VITALY PUSHNITSKY. BIRTH DATE.
Once, on his birthday, the artist found himself at an infant cemetery in Albuquerque, New Mexico. There he saw how time contracted from a line indicating life’s length into the single point of a date: a date of birth that was simultaneously a date of death. This point of birth-death was incarnated in a series of modest tombstones whose purely geometric forms were reminiscent of the experiments of minimalist artists. The realities of a cultural tradition — reduced to a bare minimum by poverty, a hot climate, and the diminutiveness of the lives buried under these stones — acquired another symbolic content. The abstract forms of the cement rectangles suddenly appeared to the artist as a desert landscape, dotted with abandoned buildings and viewed as it were from an airplane descending toward an airport.
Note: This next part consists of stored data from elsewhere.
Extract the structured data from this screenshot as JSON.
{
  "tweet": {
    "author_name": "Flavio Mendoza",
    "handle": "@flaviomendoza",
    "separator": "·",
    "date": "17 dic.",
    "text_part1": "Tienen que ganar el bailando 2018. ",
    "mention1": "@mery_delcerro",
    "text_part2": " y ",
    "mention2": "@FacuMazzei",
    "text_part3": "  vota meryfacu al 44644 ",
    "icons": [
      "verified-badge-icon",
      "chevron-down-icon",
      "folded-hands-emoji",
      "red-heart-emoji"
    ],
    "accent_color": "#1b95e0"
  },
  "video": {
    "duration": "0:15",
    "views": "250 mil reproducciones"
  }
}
The gravestones had shed their meaning as memorials and become part of an entropic landscape. In this case, entropy means repetition, the inevitability of loss, the sense of life’s finitude. It is this entropy that turns the tombstones into anti-monuments. The artist shows us that something meant to serve as an eternal symbol of death is, in fact, an object that itself is in the process of dying. Pushnitsky’s photographs of these fading monuments are the basis of the lithographic series Date of Birth. In the lithographs he has combined these photos, excerpts from the Odyssey, images from a botanic encyclopedia, and burnt soil. This documentary landscape is commented by the artist, who accompanies his “aerial” photographs with scientific descriptions of American flora and lines from Homer. The texts provide the key for reading everything we see by introducing a new, metaphoric dimension. The journeys of the ancient Greek hero or the structure of a plant stem are merely means of describing the world, an attempt to represent reality and give names to things.
Pushnitsky has long been experimenting with photo-based printmaking. Whereas earlier he combined photos using the collage method and thus compiled a new reality, a pseudo document, from several photo images, in his new cycle he does not manipulate the documentary principle of photography, but rather makes use of direct photography. Date of Birth is a conceptual project. The dry catalogue of artifacts is amplified by commentary. The turn to photography, as well as the text in the margins, lets the artist distance himself from the depicted image. Meaning emerges in the gap between the documentary nature of the photograph and the culture of the text, somewhere in the depths of the works itself, in the layers of pressed Chinese paper that make up the background on which a chinkala lithograph (a lithograph made with a special type of Chianese paper) has been printed. Pushnitsky monotonously catalogues the objects he finds in the world. He gazes at it from the wings; he changes positions, moving away from its objects in order to interpret them anew. He transfers the photos he took in Albuquerque onto marble slabs. The silk screens he prints show us a No Man’s Land — the territory of the dead, the territory of art. As they enter the marble’s white field, the gravestones disappear; they become invisible while at the same time taking on flesh, materiality. This, however, is not the materiality of the cement “original,” but the materiality of marble, ennobled by the history of culture.
Pushnitsky’s Date of Birth is linked to a particular topos, to a particular place. But topos also has the sense of theme, of a rhetorical commonplace. Reflected in the name of the project itself and referring us back to time, this figure of speech has been given flesh in volumetric, plastic space. We might say that the theme of this project is the topos — the place and the theme –of time: the ambivalence of how we represent life’s finitude and its length, and point and line as the graphic, spatial incarnation of this ambivalence.